Johannes Ließem an seine Frau Elsbeth, 14. Juni 1940
14. Juni 1940
Liebste Elsbeth!
Freude habe ich, denn Dein erster Brief hat mich endlich erreicht. Aber es ist der vom 9. Juni und nun warte ich noch auf Deine Briefe vom 28. Mai bis 8. Juni. Mit Erstaunen vernahm ich, daß Anna nun doch verheiratet ist.
Für uns ist wieder vielerlei Abwechslung gewesen. Gestern war ich mit den Rechnungsführern der andern Kompanien und unserem Oberzahlmeister in einer Stadt zum Einkauf von Rauchwaren. Das Städtchen liegt 3 Stunden Fahrzeit von uns entfernt und die Bevölkerung ist wieder zurück. Es war eine schöne Fahrt immer der Maas entlang bis nach Belgien. Die Belgier waren sehr deutschfreundlich, beschenkten uns „Kämpfer" sogar mit Zigaretten usw. Aber am schönsten war die Verständigung in den Geschäften. Ich rein und: „Mademoiselle, Cigarets su'ne Hoof" und dabei zeigte ich dann immer einen mächtigen Berg mit den Händen an. Aber mein „Französisch" wurde verstanden. Ja, es ist was wert, wenn man so wie ich, perfekt Französisch spricht. Nur leid hat es mir für die Bevölkerung getan, daß sie wegen der Franzosen und Engländer festen Zunder bekommen haben. Interessant ist, daß sich das Leben vielfach auf der Straße abspielt. Frauen, Männer und Kinder sitzen vor der Türe oder auf dem Bordstein und unterhalten sich, oder flicken Strümpfe usw. Sogar standen 2 Frauen auf der Straße und wuschen Wäsche. Als wir abends nach „Hause" kamen, hieß es morgen früh weiterrücken. Und so sitzen wir jetzt in einem kleinen Nest, wo am 9 Juni einer der härtesten Widerstände geleistet wurde. Aber die Deutschen sind trotzdem vorgedrungen. Uns bleibt nun noch übrig, einzelne Tote, die noch nicht in den Massengräbern liegen zu beerdigen und beim Bau der Notbrücken
die Zufahrtsstraßen zu bauen. Aber ganz schlimm hats hier gewütet. Besonders in der Schule hatte sich anscheinend der Franzose bis zuletzt festgesetzt; denn diese ist eine Ruine von Steinen, Balken, Betten, Schränken, Wäsche usw., rund herum Granat- und Bombentrichter, die die Erde aufgewühlt haben und dem Bild etwas Grausiges geben. Aber um mich darfst Du keine Angst haben. Der Deutsche steht heute ja schon in Reims und Paris. Es hat fast den Eindruck, als ob wir kaum so schnell folgen können, wie die Deutschen kämpfend vorgehen. Unserer aller Achtung vor der deutschen Armee wächst von Tag zu Tag, wo wir sehen, wie die Soldaten alles einsetzen, um den Feind zu überrennen.
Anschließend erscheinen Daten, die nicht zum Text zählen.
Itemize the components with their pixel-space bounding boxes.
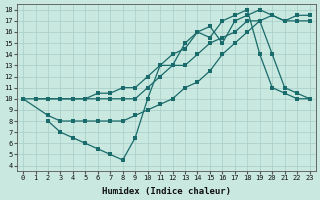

Hubert schrieb mir gestern auch wieder. Er liegt am selben Flüßchen nur mehr westwärts.
Und nun, liebe Elsbeth, hoffe ich, recht, recht bald alle die lieben Briefe zu bekommen, die von Dir noch unterwegs sind. Und vielleicht finde ich da auch wieder viel liebes Erzählen von Dorotheechen.
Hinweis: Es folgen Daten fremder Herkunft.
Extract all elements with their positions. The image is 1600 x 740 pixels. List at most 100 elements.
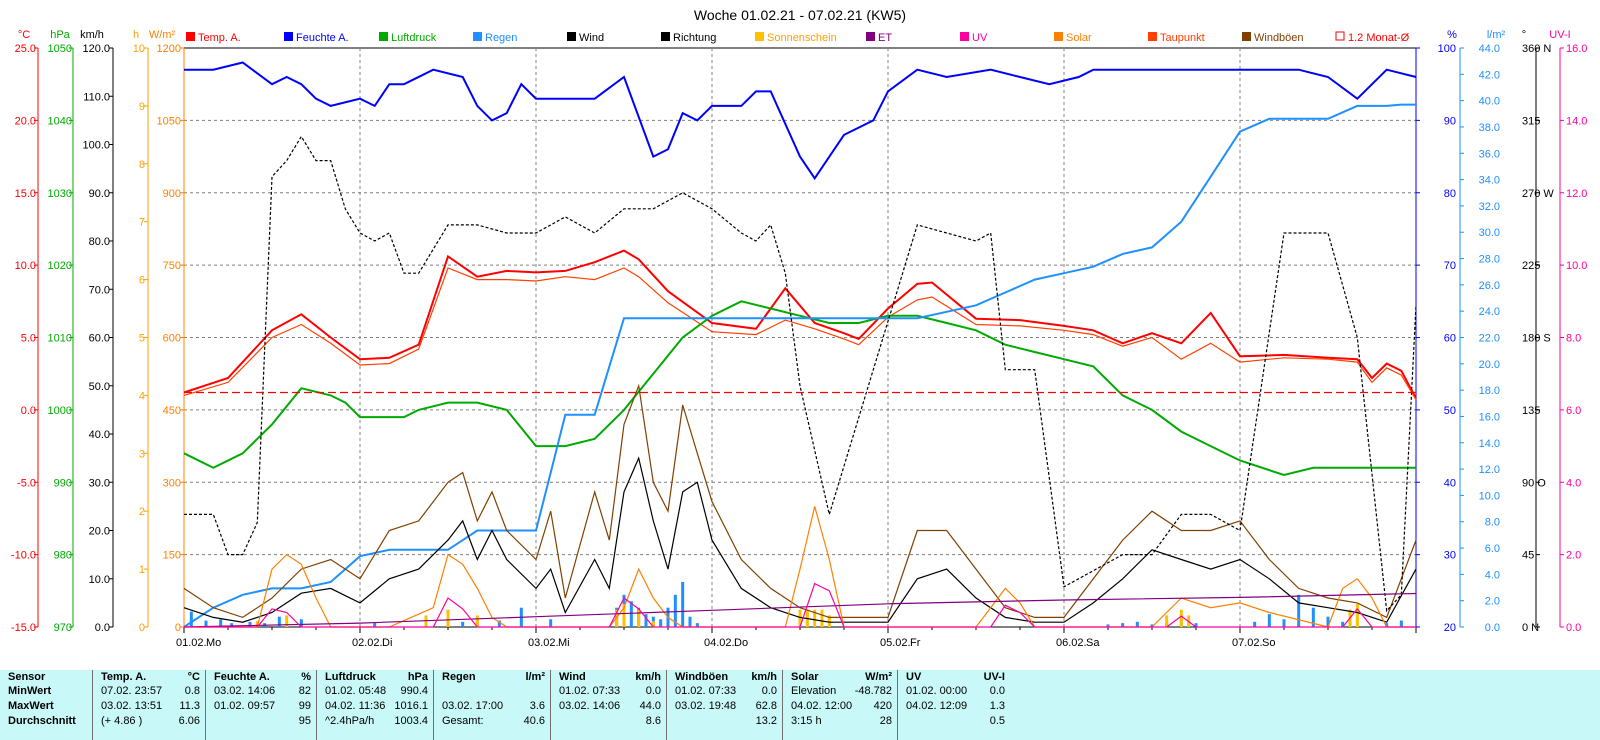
bar-regen [1282, 619, 1286, 627]
axis-tick-label: 34.0 [1479, 175, 1500, 187]
bar-sonnenschein [820, 609, 824, 627]
chart-grid [183, 47, 1417, 628]
stats-cell: Regen [442, 671, 476, 683]
axis-tick-label: 900 [163, 188, 181, 200]
stats-cell: Temp. A. [101, 671, 147, 683]
axis-tick-label: 90 [1444, 115, 1456, 127]
axis-tick-label: 18.0 [1479, 385, 1500, 397]
axis-tick-label: 70 [1444, 260, 1456, 272]
bar-regen [299, 619, 303, 627]
series-line [184, 61, 1417, 181]
stats-cell: Luftdruck [325, 671, 376, 683]
axis-tick-label: 8 [139, 159, 145, 171]
x-tick-label: 01.02. [176, 637, 207, 649]
axis-tick-label: 4.0 [1566, 477, 1581, 489]
stats-cell: hPa [407, 671, 428, 683]
axis-tick-label: 80 [1444, 188, 1456, 200]
axis-tick-label: 3 [139, 448, 145, 460]
axis-tick-label: 60 [1444, 333, 1456, 345]
axis-tick-label: 135 [1522, 405, 1540, 417]
x-day-label: Sa [1086, 637, 1100, 649]
axis-tick-label: 0 [175, 622, 181, 634]
bar-regen [1297, 594, 1301, 627]
axis-tick-label: 110.0 [83, 91, 110, 103]
stats-cell: 01.02. 09:57 [214, 700, 276, 712]
legend-label: Feuchte A. [296, 32, 349, 44]
stats-cell: 01.02. 07:33 [675, 685, 737, 697]
axis-tick-label: 12.0 [1566, 188, 1587, 200]
stats-cell: 1003.4 [394, 715, 428, 727]
x-tick-label: 06.02. [1056, 637, 1087, 649]
legend-swatch [1242, 32, 1251, 41]
bar-regen [204, 620, 208, 627]
axis-tick-label: 8.0 [1566, 333, 1581, 345]
axis-tick-label: 12.0 [1479, 464, 1500, 476]
stats-cell: 03.02. 14:06 [214, 685, 276, 697]
axis-tick-label: 300 [163, 477, 181, 489]
stats-cell: Durchschnitt [8, 715, 76, 727]
stats-cell: 0.5 [989, 715, 1005, 727]
axis-unit: hPa [50, 29, 70, 41]
legend-label: UV [972, 32, 988, 44]
stats-cell: 04.02. 12:09 [906, 700, 968, 712]
legend-swatch [1148, 32, 1157, 41]
axis-tick-label: 16.0 [1479, 411, 1500, 423]
bar-regen [1326, 616, 1330, 627]
legend-swatch [1335, 31, 1345, 41]
bar-sonnenschein [285, 615, 289, 627]
axis-tick-label: 6.0 [1566, 405, 1581, 417]
axis-tick-label: 10.0 [89, 574, 110, 586]
stats-cell: 13.2 [755, 715, 777, 727]
bar-sonnenschein [475, 615, 479, 627]
axis-tick-label: 5.0 [21, 333, 36, 345]
axis-tick-label: 0 [139, 622, 145, 634]
stats-cell: Elevation [791, 685, 837, 697]
axis-tick-label: 25.0 [15, 43, 36, 55]
bar-regen [1311, 607, 1315, 627]
bar-regen [644, 614, 648, 627]
chart-title: Woche 01.02.21 - 07.02.21 (KW5) [694, 7, 906, 23]
plot-frame [183, 47, 1417, 628]
stats-cell: ^2.4hPa/h [325, 715, 375, 727]
x-day-label: So [1262, 637, 1275, 649]
axis-tick-label: 90.0 [89, 188, 110, 200]
stats-cell: km/h [635, 671, 661, 683]
weather-chart: Woche 01.02.21 - 07.02.21 (KW5) 01.02. Mo… [11, 7, 1588, 649]
bar-sonnenschein [446, 609, 450, 627]
axis-tick-label: 100 [1438, 43, 1456, 55]
legend-label: 1.2 Monat-Ø [1348, 32, 1410, 44]
bar-regen [1150, 624, 1154, 627]
bar-regen [1399, 620, 1403, 627]
bar-sonnenschein [622, 603, 626, 627]
axis-tick-label: 0.0 [1485, 622, 1500, 634]
bar-regen [1194, 623, 1198, 627]
bar-regen [688, 616, 692, 627]
x-tick-label: 04.02. [704, 637, 735, 649]
axis-tick-label: 6.0 [1485, 543, 1500, 555]
axis-tick-label: 28.0 [1479, 254, 1500, 266]
axis-tick-label: 1040 [48, 115, 72, 127]
axis-tick-label: 360 N [1522, 43, 1551, 55]
axis-tick-label: 14.0 [1479, 438, 1500, 450]
legend-label: Wind [579, 32, 604, 44]
stats-cell: 28 [879, 715, 892, 727]
stats-cell: 99 [298, 700, 311, 712]
axis-tick-label: 7 [139, 217, 145, 229]
series-line [184, 135, 1417, 613]
axis-tick-label: 980 [54, 550, 72, 562]
axis-unit: ° [1522, 29, 1526, 41]
axis-tick-label: 5 [139, 333, 145, 345]
series-line [184, 582, 1416, 628]
bar-regen [1267, 614, 1271, 627]
legend-swatch [755, 32, 764, 41]
bar-regen [659, 619, 663, 627]
legend-label: Regen [485, 32, 517, 44]
stats-cell: 990.4 [400, 685, 428, 697]
axis-tick-label: 1 [139, 564, 145, 576]
stats-column: Feuchte A.% 03.02. 14:06 01.02. 09:57 82 99 9… [205, 670, 317, 740]
axis-unit: l/m² [1487, 29, 1506, 41]
axis-tick-label: 32.0 [1479, 201, 1500, 213]
axis-tick-label: -15.0 [11, 622, 36, 634]
bar-regen [673, 594, 677, 627]
axis-tick-label: 4.0 [1485, 569, 1500, 581]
Ich küsse Dich ganz fest und halte Dich lieb. Ich bin immer
Dein getreues Mannchen.
Unsere Schreibstube haben wir in der verlassenen Wohnung des Pfarrers aufgeschlagen. Keine Fensterscheibe ist mehr ganz und im Raum sind überall Geschoßeinschläge zu sehen. Unser Leben ist jetzt interessanter geworden, wenn auch das Interesse nur von der Öde und Verlassenheit und den Grauen diktiert sind. Aber immer denke ich an Dich und jetzt immer mehr als je. Wenn Aber der Krieg wird ja nicht mehr lange dauern können; denn unsere Feinde, oder vielmehr die feindlichen Parlamentarier müssen doch langsam Einsicht bekommen.